La purgation et les lavements
Hippocrate accorde un rôle important aux traitements évacuateurs, vomitifs et purgatifs, pour chasser les "humeurs peccantes" à l'origine de nombreuses maladies. Et l'on décide de l'une ou l'autre voie selon la saison :"en été, il faut purger par le haut, en hiver par le bas". Mais il tient compte également du tempérament et préconise "les lavements salés et ténus pour les personnes grasses et humides, plus gras et plus épais pour les personnes sèches et grêles"...Les laxatifs les plus souvent prescrits sont alors le lait d'ânesse cuit, le melon et le jus de chou. Plus drastiques, le ricin, la coloquinte et surtout l'ellébore noire sont réservés à des cas plus sévères.
Outre l'effet thérapeutique des lavements adoucissants, astringents, excitants, stimulants dont il indique la composition, la bonne température etc..., il les recommande comme moyen nutritif. Ce concept est repris au II siècle par Galien, qui propose une liste de substances aptes à être ainsi administrées et qui sont "particulièrement utiles si une perte de l'appétit est apparue".
Si les indications des purgations et lavements sont multiples et variées, les instruments utilisés pour l'administration de ces derniers ne le sont pas moins : entonnoirs en bois, tiges de roseau ou de bambou, au travers desquelles le produit est soufflé dans l'intestin, vessie d'animal attachée à un os de patte de dinde évidé, faisant fonction de canule...
Jusqu'à la fin du Moyen-Age, il semble que la médecine ait peu évolué. En Europe, on continue de pratiquer selon les principes hippocratiques notamment avec les électuaires, les gargarismes, les purgations et lavements, ces derniers ayant la réputation d'être bons "aux passions des boyaux et des rognons". Les plantes orientales envahissent ensuite la pharmacopée mais on utilise aussi quelques plantes européennes dont la camomille additionnée de miel, de sel et d'eau dans le traitement de la constipation.
Le lavement nutritif reste d'actualité et l'on pense que l'estomac exerce un pouvoir attractif sur les substances que l'on introduit dans l'intestin, quand celui-ci est au préalable vide et que l'organisme a besoin d'être alimenté. On procède alors à un double lavement, le premier à visée évacuatrice suivi d'une injection nutritive à base de lait, œufs, miel voire n'importe quel potage censé grimper à travers l'intestin et remonter jusqu'à l'estomac.
Mais ces méthodes ne suffisent plus lorsque constipation opiniâtre et douleurs abdominales intenses réalisent les fameuses "coliques de miserere", au pronostic épouvantable et dont les médecins du Moyen-Age sont loin de cerner les causes.
Le clystère (nom masculin apparu en 1256, provenant du grec kluzein = laver) est un lavement ou une injection médicamenteuse dans le rectum. Le seul obstacle qui eut pu s'opposer à la si belle carrière du clystère, résidait dans la pudeur féminine. Alors est inventée la "perruque à tonsure" dont le double mérite fut de réussir à cacher ce qu'il était inutile d'exposer et à circonvenir précisément le champ d'action de l'opérateur...
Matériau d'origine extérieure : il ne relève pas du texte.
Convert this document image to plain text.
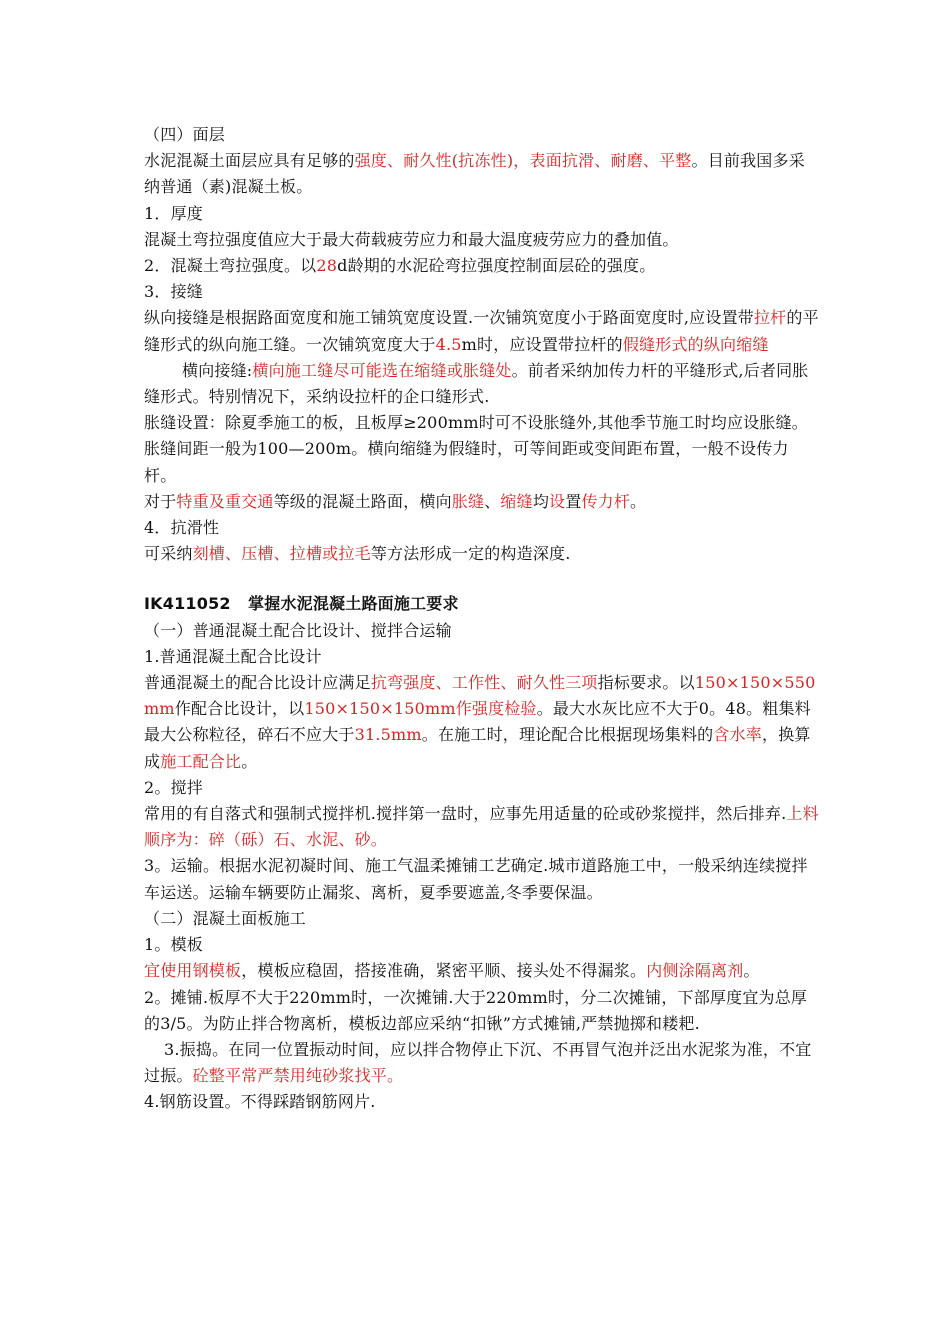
（四）面层

水泥混凝土面层应具有足够的强度、耐久性(抗冻性)，表面抗滑、耐磨、平整。目前我国多采纳普通（素)混凝土板。

1．厚度

混凝土弯拉强度值应大于最大荷载疲劳应力和最大温度疲劳应力的叠加值。

2．混凝土弯拉强度。以28d龄期的水泥砼弯拉强度控制面层砼的强度。

3．接缝

纵向接缝是根据路面宽度和施工铺筑宽度设置.一次铺筑宽度小于路面宽度时,应设置带拉杆的平缝形式的纵向施工缝。一次铺筑宽度大于4.5m时，应设置带拉杆的假缝形式的纵向缩缝

横向接缝:横向施工缝尽可能选在缩缝或胀缝处。前者采纳加传力杆的平缝形式,后者同胀缝形式。特别情况下，采纳设拉杆的企口缝形式.

胀缝设置：除夏季施工的板，且板厚≥200mm时可不设胀缝外,其他季节施工时均应设胀缝。胀缝间距一般为100—200m。横向缩缝为假缝时，可等间距或变间距布置，一般不设传力杆。

对于特重及重交通等级的混凝土路面，横向胀缝、缩缝均设置传力杆。

4．抗滑性

可采纳刻槽、压槽、拉槽或拉毛等方法形成一定的构造深度.

IK411052   掌握水泥混凝土路面施工要求

（一）普通混凝土配合比设计、搅拌合运输

1.普通混凝土配合比设计

普通混凝土的配合比设计应满足抗弯强度、工作性、耐久性三项指标要求。以150×150×550mm作配合比设计，以150×150×150mm作强度检验。最大水灰比应不大于0。48。粗集料最大公称粒径，碎石不应大于31.5mm。在施工时，理论配合比根据现场集料的含水率，换算成施工配合比。

2。搅拌

常用的有自落式和强制式搅拌机.搅拌第一盘时，应事先用适量的砼或砂浆搅拌，然后排弃.上料顺序为：碎（砾）石、水泥、砂。

3。运输。根据水泥初凝时间、施工气温柔摊铺工艺确定.城市道路施工中，一般采纳连续搅拌车运送。运输车辆要防止漏浆、离析，夏季要遮盖,冬季要保温。

（二）混凝土面板施工

1。模板

宜使用钢模板，模板应稳固，搭接准确，紧密平顺、接头处不得漏浆。内侧涂隔离剂。

2。摊铺.板厚不大于220mm时，一次摊铺.大于220mm时，分二次摊铺，下部厚度宜为总厚的3/5。为防止拌合物离析，模板边部应采纳“扣锹”方式摊铺,严禁抛掷和耧耙.

3.振捣。在同一位置振动时间，应以拌合物停止下沉、不再冒气泡并泛出水泥浆为准，不宜过振。砼整平常严禁用纯砂浆找平。

4.钢筋设置。不得踩踏钢筋网片.
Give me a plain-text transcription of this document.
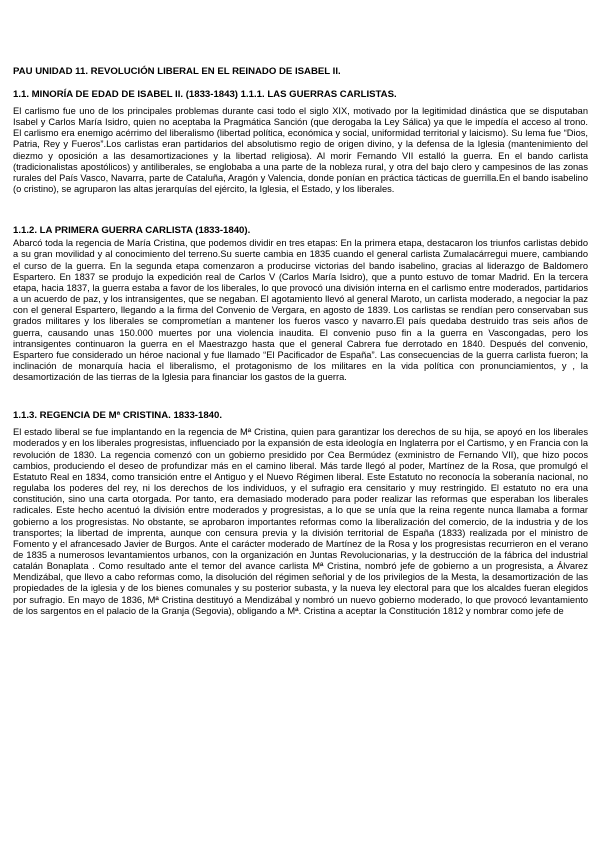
PAU UNIDAD 11. REVOLUCIÓN LIBERAL EN EL REINADO DE ISABEL II.
1.1. MINORÍA DE EDAD DE ISABEL II. (1833-1843) 1.1.1. LAS GUERRAS CARLISTAS.

El carlismo fue uno de los principales problemas durante casi todo el siglo XIX, motivado por la legitimidad dinástica que se disputaban Isabel y Carlos María Isidro, quien no aceptaba la Pragmática Sanción (que derogaba la Ley Sálica) ya que le impedía el acceso al trono. El carlismo era enemigo acérrimo del liberalismo (libertad política, económica y social, uniformidad territorial y laicismo). Su lema fue “Dios, Patria, Rey y Fueros”.Los carlistas eran partidarios del absolutismo regio de origen divino, y la defensa de la Iglesia (mantenimiento del diezmo y oposición a las desamortizaciones y la libertad religiosa). Al morir Fernando VII estalló la guerra. En el bando carlista (tradicionalistas apostólicos) y antiliberales, se englobaba a una parte de la nobleza rural, y otra del bajo clero y campesinos de las zonas rurales del País Vasco, Navarra, parte de Cataluña, Aragón y Valencia, donde ponían en práctica tácticas de guerrilla.En el bando isabelino (o cristino), se agruparon las altas jerarquías del ejército, la Iglesia, el Estado, y los liberales.

1.1.2. LA PRIMERA GUERRA CARLISTA (1833-1840).

Abarcó toda la regencia de María Cristina, que podemos dividir en tres etapas: En la primera etapa, destacaron los triunfos carlistas debido a su gran movilidad y al conocimiento del terreno.Su suerte cambia en 1835 cuando el general carlista Zumalacárregui muere, cambiando el curso de la guerra. En la segunda etapa comenzaron a producirse victorias del bando isabelino, gracias al liderazgo de Baldomero Espartero. En 1837 se produjo la expedición real de Carlos V (Carlos María Isidro), que a punto estuvo de tomar Madrid. En la tercera etapa, hacia 1837, la guerra estaba a favor de los liberales, lo que provocó una división interna en el carlismo entre moderados, partidarios a un acuerdo de paz, y los intransigentes, que se negaban. El agotamiento llevó al general Maroto, un carlista moderado, a negociar la paz con el general Espartero, llegando a la firma del Convenio de Vergara, en agosto de 1839. Los carlistas se rendían pero conservaban sus grados militares y los liberales se comprometían a mantener los fueros vasco y navarro.El país quedaba destruido tras seis años de guerra, causando unas 150.000 muertes por una violencia inaudita. El convenio puso fin a la guerra en Vascongadas, pero los intransigentes continuaron la guerra en el Maestrazgo hasta que el general Cabrera fue derrotado en 1840. Después del convenio, Espartero fue considerado un héroe nacional y fue llamado “El Pacificador de España”. Las consecuencias de la guerra carlista fueron; la inclinación de monarquía hacia el liberalismo, el protagonismo de los militares en la vida política con pronunciamientos, y , la desamortización de las tierras de la Iglesia para financiar los gastos de la guerra.

1.1.3. REGENCIA DE Mª CRISTINA. 1833-1840.

El estado liberal se fue implantando en la regencia de Mª Cristina, quien para garantizar los derechos de su hija, se apoyó en los liberales moderados y en los liberales progresistas, influenciado por la expansión de esta ideología en Inglaterra por el Cartismo, y en Francia con la revolución de 1830. La regencia comenzó con un gobierno presidido por Cea Bermúdez (exministro de Fernando VII), que hizo pocos cambios, produciendo el deseo de profundizar más en el camino liberal. Más tarde llegó al poder, Martínez de la Rosa, que promulgó el Estatuto Real en 1834, como transición entre el Antiguo y el Nuevo Régimen liberal. Este Estatuto no reconocía la soberanía nacional, no regulaba los poderes del rey, ni los derechos de los individuos, y el sufragio era censitario y muy restringido. El estatuto no era una constitución, sino una carta otorgada. Por tanto, era demasiado moderado para poder realizar las reformas que esperaban los liberales radicales. Este hecho acentuó la división entre moderados y progresistas, a lo que se unía que la reina regente nunca llamaba a formar gobierno a los progresistas. No obstante, se aprobaron importantes reformas como la liberalización del comercio, de la industria y de los transportes; la libertad de imprenta, aunque con censura previa y la división territorial de España (1833) realizada por el ministro de Fomento y el afrancesado Javier de Burgos. Ante el carácter moderado de Martínez de la Rosa y los progresistas recurrieron en el verano de 1835 a numerosos levantamientos urbanos, con la organización en Juntas Revolucionarias, y la destrucción de la fábrica del industrial catalán Bonaplata . Como resultado ante el temor del avance carlista Mª Cristina, nombró jefe de gobierno a un progresista, a Álvarez Mendizábal, que llevo a cabo reformas como, la disolución del régimen señorial y de los privilegios de la Mesta, la desamortización de las propiedades de la iglesia y de los bienes comunales y su posterior subasta, y la nueva ley electoral para que los alcaldes fueran elegidos por sufragio. En mayo de 1836, Mª Cristina destituyó a Mendizábal y nombró un nuevo gobierno moderado, lo que provocó levantamiento de los sargentos en el palacio de la Granja (Segovia), obligando a Mª. Cristina a aceptar la Constitución 1812 y nombrar como jefe de
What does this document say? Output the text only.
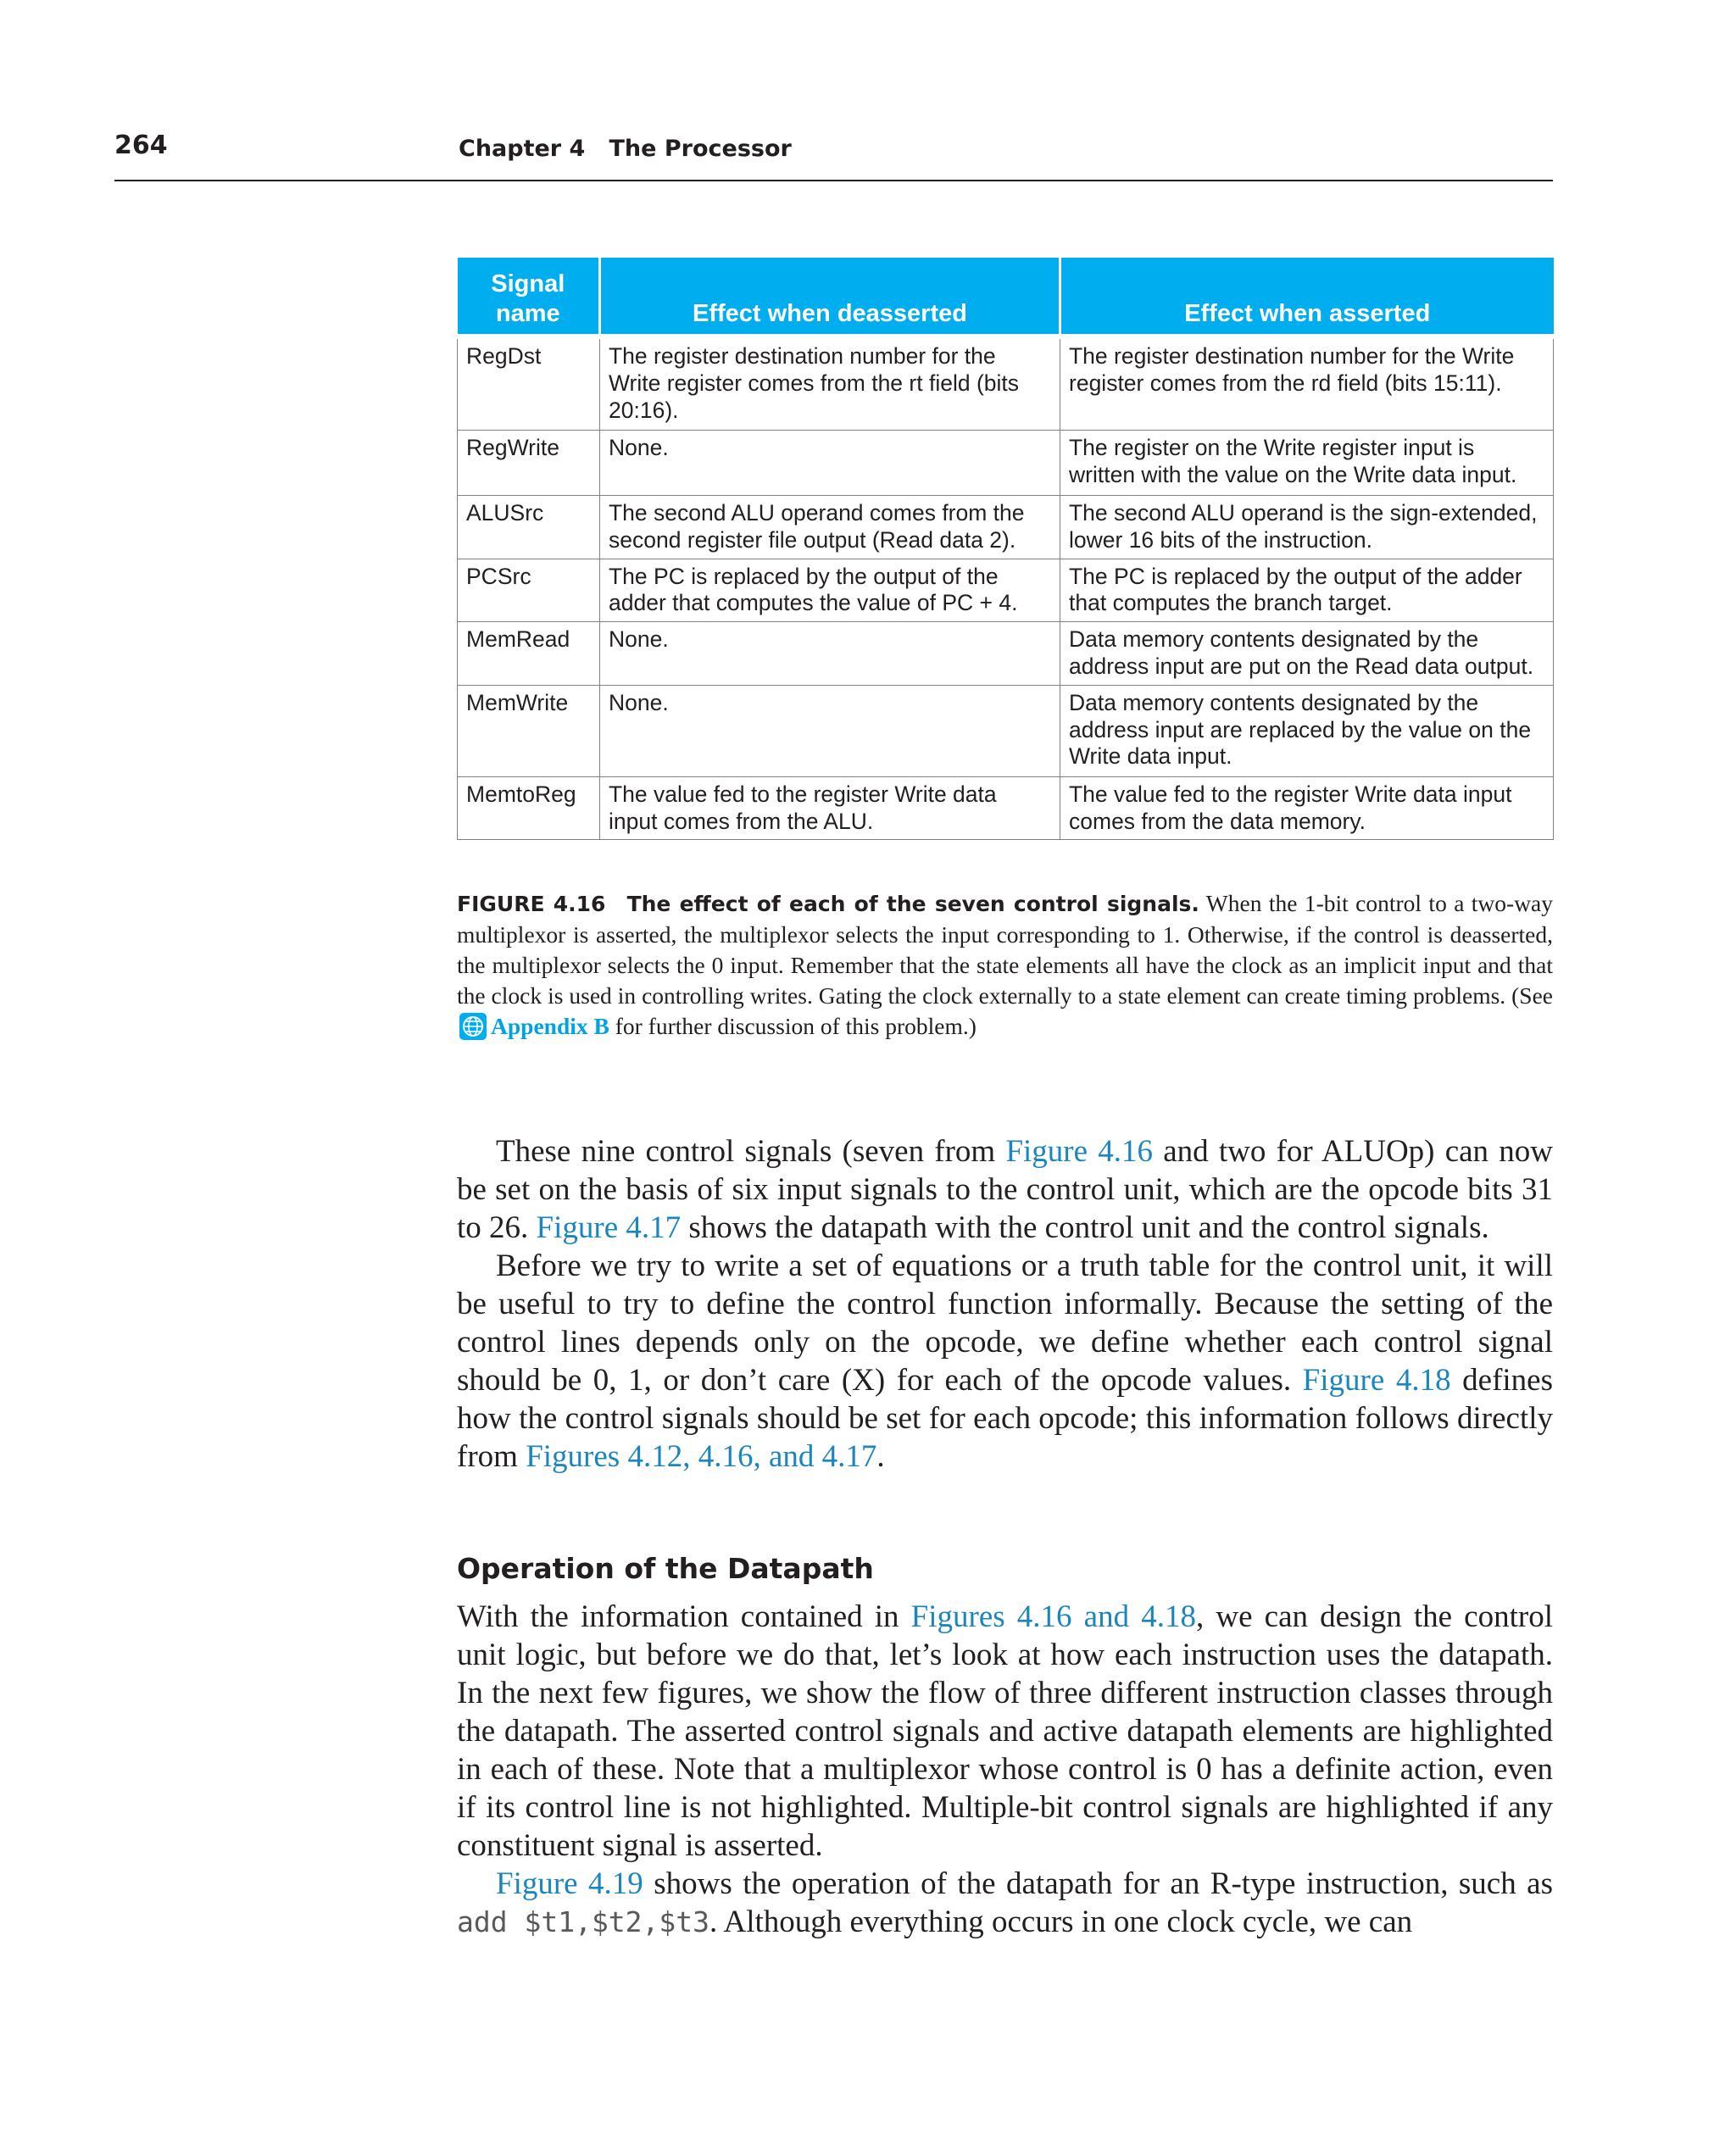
264	Chapter 4   The Processor
Signal name	Effect when deasserted	Effect when asserted
RegDst	The register destination number for the Write register comes from the rt field (bits 20:16).	The register destination number for the Write register comes from the rd field (bits 15:11).
RegWrite	None.	The register on the Write register input is written with the value on the Write data input.
ALUSrc	The second ALU operand comes from the second register file output (Read data 2).	The second ALU operand is the sign-extended, lower 16 bits of the instruction.
PCSrc	The PC is replaced by the output of the adder that computes the value of PC + 4.	The PC is replaced by the output of the adder that computes the branch target.
MemRead	None.	Data memory contents designated by the address input are put on the Read data output.
MemWrite	None.	Data memory contents designated by the address input are replaced by the value on the Write data input.
MemtoReg	The value fed to the register Write data input comes from the ALU.	The value fed to the register Write data input comes from the data memory.
FIGURE 4.16 The effect of each of the seven control signals. When the 1-bit control to a two-way multiplexor is asserted, the multiplexor selects the input corresponding to 1. Otherwise, if the control is deasserted, the multiplexor selects the 0 input. Remember that the state elements all have the clock as an implicit input and that the clock is used in controlling writes. Gating the clock externally to a state element can create timing problems. (See Appendix B for further discussion of this problem.)

These nine control signals (seven from Figure 4.16 and two for ALUOp) can now be set on the basis of six input signals to the control unit, which are the opcode bits 31 to 26. Figure 4.17 shows the datapath with the control unit and the control signals.

Before we try to write a set of equations or a truth table for the control unit, it will be useful to try to define the control function informally. Because the setting of the control lines depends only on the opcode, we define whether each control signal should be 0, 1, or don’t care (X) for each of the opcode values. Figure 4.18 defines how the control signals should be set for each opcode; this information follows directly from Figures 4.12, 4.16, and 4.17.

Operation of the Datapath

With the information contained in Figures 4.16 and 4.18, we can design the control unit logic, but before we do that, let’s look at how each instruction uses the datapath. In the next few figures, we show the flow of three different instruction classes through the datapath. The asserted control signals and active datapath elements are highlighted in each of these. Note that a multiplexor whose control is 0 has a definite action, even if its control line is not highlighted. Multiple-bit control signals are highlighted if any constituent signal is asserted.

Figure 4.19 shows the operation of the datapath for an R-type instruction, such as add $t1,$t2,$t3. Although everything occurs in one clock cycle, we can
Dès lors les clystères sont employés très largement pour traiter les affections les plus contradictoires : diarrhée ou constipation. Leur composition varie grandement selon leurs indications : émollients, purgatifs, astringents, anodins à visée antalgique ou détersifs et carminatifs...
La médication purgative pratiquée par voie orale ou sous forme de lavement avec la fameuse seringue à clystère doit soulager le contenu digestif, stimuler les secrétions intestinales et favoriser la dérivation des humeurs "mauvaises".
Ce sont les apothicaires qui sont chargés de l'administration du lavement, ce qui nécessitait une main exercée
L'utilisation fréquente de l'expression "prendre médecine" qui consiste en une purgation par voie orale témoigne du caractère habituel et répétitif de l'absorption de potions purgatives par les malades et les bien-portants.
D’autres remèdes évacuateurs sont également mis en oeuvre :
• Les émétiques (vomitifs) : ipéca, kermès minéral, vin émétique ;
• Les diaphorétiques (sudorifiques) : gaïac, salsepareille ;
• Les apéritifs (diurétiques) : asperges, tisanes ;
• Les vésicatoires : cantharides, térébenthine ;
• Les révulsifs et décongestionnant : ventouses médicales.
On injecte ces lavements avec une poche à lavement (vessie d'animaux, cuir) reliée à un tuyau de roseau ou de sureau qui permet de laver des parties internes du corps par les orifices naturels : nez, bouche, anus, oreille, vagin, pénis. On pratique aussi ces lavements à l'aide de seringues aussi nommé clystère.